慰安婦問題について
この問題を含めていえることは、戦後の政府及び日本人は先の大戦の歴史的な検証を終えずにきていることに問題の根源があると思います。それが中国や韓国との歴史認識問題にも発展しています。
極東裁判は戦勝国による、歴史の検証であり、BC級裁判(捕虜の虐待や処刑)に至っては日本人であれば罪が実際にあろうとなかろうと良かった訳です。また実際命令した指揮官の多くは皆日本に逃げ帰っています。国際的にはこの裁判をもって検証を終えていますし、この裁判の判決を日本政府が公式に認めたことにより国際社会に復帰しているわけです。これはあくまでも日本国外での検証結果であって日本国内での検証を終えているわけではありません。
靖国の問題は極めて日本国内の問題である為、検証を終えていないゆえにいまだに結論が出ていません。
辻正信が陸軍参謀本部の将校として、命令書なしで数々の虐殺行為を行い、捕虜として収容されることなくアジアで逃亡生活を送り講和条約締結後に日本に帰国して衆議院議員に当選したという事実は、国際的にも容認される問題ではありません。
この事実からすると日本人は開戦原因から始まって終わるまでの事実について知らされていなかったということを物語る良い証拠にもなると思います。
辻はマニラ市長の処刑やシンガポールにおける虐殺行為などの指示者でありますが、彼は参謀本部員であるため、命令する権限がありません。そこで捕虜の処刑を命令されたある現地将校は辻に命令書を書いて欲しいといったそうですが、後でこの現地将校は激戦地へ転属されたそうです。
これと似たような事件は鈴木宗男が外務省に対して行った事と酷似しています。命令不服従であれば左遷させ、良き協力者となれば政治力で昇進させるというアメとムチの使い方です。
それと鈴木が書いた“宗男の言い分”という本と辻が書いた“アジアの開放”という本は、どちらも皆さんのご想像の通り弁解と理想論だけが列挙されていて、全く買う価値のない本です。
今年は南京虐殺70周年に当たり、おそらくこの問題もどこかで噴出してくると思います。
歴史認識問題についてはドイツの例にもあるように両国で検証に関する委員会を立ち上げてゆく必要があります。
つまり事実は何なのか?それにつきると思います。
そうでないと北朝鮮の拉致問題も国際世論を味方につけることが難しくなると思います。
日本人に対するテロ行為は否定するが、日本人によるテロ行為には無関心では国際的にも通用しません。
南京虐殺は無かったという見解やユダヤ人虐殺は無かったという見解がありますが、これは今から50年後の広島の原爆投下は無かったという見解にも繋がるわけです。

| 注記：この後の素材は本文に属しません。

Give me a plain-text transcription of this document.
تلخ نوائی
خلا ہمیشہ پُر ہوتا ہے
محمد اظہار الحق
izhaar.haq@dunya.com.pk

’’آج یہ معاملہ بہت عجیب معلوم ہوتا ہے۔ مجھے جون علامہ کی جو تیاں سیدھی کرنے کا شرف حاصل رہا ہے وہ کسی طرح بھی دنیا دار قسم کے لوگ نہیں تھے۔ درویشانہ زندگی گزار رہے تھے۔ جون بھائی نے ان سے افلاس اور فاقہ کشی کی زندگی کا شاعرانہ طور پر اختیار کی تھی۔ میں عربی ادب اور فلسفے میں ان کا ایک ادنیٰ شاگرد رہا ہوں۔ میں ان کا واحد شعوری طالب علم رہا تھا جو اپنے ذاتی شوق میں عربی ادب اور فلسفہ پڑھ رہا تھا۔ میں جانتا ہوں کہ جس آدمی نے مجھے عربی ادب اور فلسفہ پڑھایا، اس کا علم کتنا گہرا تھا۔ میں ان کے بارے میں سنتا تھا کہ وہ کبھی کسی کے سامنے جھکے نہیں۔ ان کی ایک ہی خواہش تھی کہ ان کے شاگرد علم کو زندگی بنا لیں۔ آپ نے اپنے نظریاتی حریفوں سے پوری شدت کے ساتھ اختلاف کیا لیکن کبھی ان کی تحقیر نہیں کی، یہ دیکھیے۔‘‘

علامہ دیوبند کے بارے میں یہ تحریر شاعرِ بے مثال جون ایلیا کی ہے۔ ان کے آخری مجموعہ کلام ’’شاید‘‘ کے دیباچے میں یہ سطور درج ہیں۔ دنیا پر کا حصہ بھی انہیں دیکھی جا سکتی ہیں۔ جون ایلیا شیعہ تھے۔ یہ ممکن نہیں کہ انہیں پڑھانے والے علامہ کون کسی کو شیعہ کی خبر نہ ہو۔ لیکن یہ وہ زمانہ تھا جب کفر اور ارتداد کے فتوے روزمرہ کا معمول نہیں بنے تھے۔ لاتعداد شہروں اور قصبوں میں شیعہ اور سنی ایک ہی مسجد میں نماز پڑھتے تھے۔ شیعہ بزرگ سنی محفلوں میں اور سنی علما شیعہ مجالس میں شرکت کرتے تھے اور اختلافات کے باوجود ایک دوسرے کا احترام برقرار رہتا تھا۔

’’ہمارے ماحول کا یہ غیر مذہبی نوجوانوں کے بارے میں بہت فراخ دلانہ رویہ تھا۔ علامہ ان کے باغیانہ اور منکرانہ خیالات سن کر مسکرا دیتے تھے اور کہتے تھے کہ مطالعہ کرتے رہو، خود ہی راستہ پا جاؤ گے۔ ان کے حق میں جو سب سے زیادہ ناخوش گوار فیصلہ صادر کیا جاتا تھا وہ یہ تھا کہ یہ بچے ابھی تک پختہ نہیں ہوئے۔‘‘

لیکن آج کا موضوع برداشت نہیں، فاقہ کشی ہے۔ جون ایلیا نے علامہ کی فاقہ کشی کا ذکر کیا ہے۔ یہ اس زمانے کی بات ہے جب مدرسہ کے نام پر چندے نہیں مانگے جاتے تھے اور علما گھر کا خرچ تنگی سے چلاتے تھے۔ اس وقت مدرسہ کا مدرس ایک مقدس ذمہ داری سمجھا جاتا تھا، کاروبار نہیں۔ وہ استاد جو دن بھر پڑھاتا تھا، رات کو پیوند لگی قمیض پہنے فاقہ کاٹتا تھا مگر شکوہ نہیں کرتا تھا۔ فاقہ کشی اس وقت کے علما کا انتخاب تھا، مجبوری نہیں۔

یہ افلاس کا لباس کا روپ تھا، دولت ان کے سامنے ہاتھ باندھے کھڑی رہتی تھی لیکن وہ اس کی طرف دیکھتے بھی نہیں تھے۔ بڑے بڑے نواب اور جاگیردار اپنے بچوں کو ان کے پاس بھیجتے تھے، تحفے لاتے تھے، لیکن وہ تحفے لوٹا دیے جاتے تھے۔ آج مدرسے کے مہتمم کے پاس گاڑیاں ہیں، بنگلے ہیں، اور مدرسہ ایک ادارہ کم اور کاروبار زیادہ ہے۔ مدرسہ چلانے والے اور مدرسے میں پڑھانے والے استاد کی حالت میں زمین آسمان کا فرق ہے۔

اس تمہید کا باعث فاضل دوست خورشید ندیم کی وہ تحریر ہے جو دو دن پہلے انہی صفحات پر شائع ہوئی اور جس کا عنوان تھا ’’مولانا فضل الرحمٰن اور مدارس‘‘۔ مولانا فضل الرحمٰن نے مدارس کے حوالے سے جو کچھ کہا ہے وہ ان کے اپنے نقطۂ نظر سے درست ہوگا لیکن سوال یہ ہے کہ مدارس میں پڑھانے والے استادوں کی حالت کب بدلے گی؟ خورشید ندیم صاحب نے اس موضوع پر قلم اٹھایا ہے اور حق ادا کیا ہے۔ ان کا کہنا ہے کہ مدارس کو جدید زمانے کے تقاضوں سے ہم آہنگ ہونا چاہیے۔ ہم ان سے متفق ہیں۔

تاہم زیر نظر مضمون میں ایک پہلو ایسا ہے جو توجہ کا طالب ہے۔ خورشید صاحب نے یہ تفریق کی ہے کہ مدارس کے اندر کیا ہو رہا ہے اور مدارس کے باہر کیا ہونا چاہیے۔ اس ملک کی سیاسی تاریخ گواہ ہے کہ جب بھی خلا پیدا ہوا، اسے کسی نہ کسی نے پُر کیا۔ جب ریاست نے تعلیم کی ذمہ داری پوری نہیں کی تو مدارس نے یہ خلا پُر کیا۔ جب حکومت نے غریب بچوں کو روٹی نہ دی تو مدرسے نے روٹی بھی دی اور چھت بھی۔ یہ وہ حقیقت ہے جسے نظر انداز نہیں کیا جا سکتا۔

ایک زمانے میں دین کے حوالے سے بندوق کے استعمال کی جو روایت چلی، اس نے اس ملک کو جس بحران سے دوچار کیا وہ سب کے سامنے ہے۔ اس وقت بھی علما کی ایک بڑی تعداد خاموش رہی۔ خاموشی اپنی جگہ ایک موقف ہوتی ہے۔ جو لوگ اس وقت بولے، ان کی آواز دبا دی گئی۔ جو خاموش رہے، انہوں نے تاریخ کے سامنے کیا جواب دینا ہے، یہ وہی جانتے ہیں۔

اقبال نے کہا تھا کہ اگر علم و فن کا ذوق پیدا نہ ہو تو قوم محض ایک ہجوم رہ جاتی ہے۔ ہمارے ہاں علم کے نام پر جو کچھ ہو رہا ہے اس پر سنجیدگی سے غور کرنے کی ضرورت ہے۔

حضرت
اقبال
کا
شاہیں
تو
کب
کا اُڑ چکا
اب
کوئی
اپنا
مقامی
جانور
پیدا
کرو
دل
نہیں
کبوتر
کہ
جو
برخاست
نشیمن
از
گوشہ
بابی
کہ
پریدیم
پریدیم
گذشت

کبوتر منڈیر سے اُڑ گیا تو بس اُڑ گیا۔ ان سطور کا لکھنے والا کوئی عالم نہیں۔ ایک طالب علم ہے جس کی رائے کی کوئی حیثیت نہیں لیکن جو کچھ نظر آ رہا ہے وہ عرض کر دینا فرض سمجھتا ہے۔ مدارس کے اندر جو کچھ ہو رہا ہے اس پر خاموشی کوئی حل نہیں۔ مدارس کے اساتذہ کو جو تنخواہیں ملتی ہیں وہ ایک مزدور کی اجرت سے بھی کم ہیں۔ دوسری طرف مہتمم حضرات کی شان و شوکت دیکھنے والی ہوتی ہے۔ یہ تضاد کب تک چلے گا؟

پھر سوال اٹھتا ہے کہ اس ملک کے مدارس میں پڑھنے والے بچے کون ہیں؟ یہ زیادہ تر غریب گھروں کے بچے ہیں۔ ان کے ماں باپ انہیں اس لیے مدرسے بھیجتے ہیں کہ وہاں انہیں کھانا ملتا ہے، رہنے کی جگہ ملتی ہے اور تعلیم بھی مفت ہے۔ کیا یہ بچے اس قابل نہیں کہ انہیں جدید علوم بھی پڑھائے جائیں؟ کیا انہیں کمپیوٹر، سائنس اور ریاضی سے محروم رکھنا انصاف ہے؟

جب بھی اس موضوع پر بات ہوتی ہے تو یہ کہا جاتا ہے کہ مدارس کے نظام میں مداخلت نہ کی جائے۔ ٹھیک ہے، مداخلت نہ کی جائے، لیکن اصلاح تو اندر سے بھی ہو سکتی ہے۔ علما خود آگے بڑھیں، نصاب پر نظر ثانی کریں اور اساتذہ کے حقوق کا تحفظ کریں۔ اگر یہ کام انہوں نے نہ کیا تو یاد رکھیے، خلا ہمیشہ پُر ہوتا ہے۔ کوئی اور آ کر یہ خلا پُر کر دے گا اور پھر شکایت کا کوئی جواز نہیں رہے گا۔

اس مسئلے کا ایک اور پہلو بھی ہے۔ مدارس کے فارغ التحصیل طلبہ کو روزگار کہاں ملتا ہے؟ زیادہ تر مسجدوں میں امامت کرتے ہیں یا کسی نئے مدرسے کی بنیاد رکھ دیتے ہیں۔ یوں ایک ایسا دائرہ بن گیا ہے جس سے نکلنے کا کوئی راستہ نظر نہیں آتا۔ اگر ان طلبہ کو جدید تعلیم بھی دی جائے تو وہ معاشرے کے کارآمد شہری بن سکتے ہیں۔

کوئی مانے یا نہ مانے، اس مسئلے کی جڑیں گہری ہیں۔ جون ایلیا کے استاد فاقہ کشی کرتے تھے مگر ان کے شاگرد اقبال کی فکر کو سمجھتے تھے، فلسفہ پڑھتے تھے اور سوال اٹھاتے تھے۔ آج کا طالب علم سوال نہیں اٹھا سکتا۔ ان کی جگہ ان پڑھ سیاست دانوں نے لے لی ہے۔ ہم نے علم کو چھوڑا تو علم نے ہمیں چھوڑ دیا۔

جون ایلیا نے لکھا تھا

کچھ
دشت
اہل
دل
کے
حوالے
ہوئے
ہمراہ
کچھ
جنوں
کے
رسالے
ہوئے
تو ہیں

先日ジャパンタイムスに体験談として泣き叫ぶ朝鮮の慰安婦や中国東部の占領地域で女性を強姦していたという87歳の元日本軍兵士の記事が写真入りで掲載されていましたが、そういった調査というものを日本政府はしているのでしょうか。
1930年代および40年代に20万人の女性を性労働に従事させていたという事実もあるようです。実際慰安所のことは多くの兵士に語られていましたし、山本七平のフィリピン戦記にも登場します。
これは私の推測ですが、こういった不浄な、女性労働者を集めるという仕事は陸軍の機密費で雇われていた児玉機関や日本財団の生みの親、笹川良一等によって朝鮮、台湾で行われていたのではないかと思います。よって陸軍の公式資料にはのらないのではないでしょうか。
この推測の根拠として戦後直ぐ米軍進駐の際に米軍用の売春宿の経営にあたったのが児玉や笹川などで巨額の利益を上げています。後に児玉はCIAのスパイとして雇われたという事実が米国の公文書館から発見されています。但しおもしろい事実としてドイツでCIAがナチの情報員を雇ってソ連工作による共産主義活動に関する情報を入手していた実績から日本でも児玉たちを雇って日本における共産主義活動を探らせようとしたところ金だけ取られて全くの失敗に終わったようです。その報告書に児玉は金のことしか念頭になく諜報活動は全くの失敗であったと記載されています。このCIAのスパイになったのが陸軍参謀本部の辻正信でもありました。
どんな商売にも必ず裏があります、例えばゼネコンの談合もそうですが、表の歴史と裏の歴史と両方を清濁あわせ飲まないと正確な歴史判断はできません。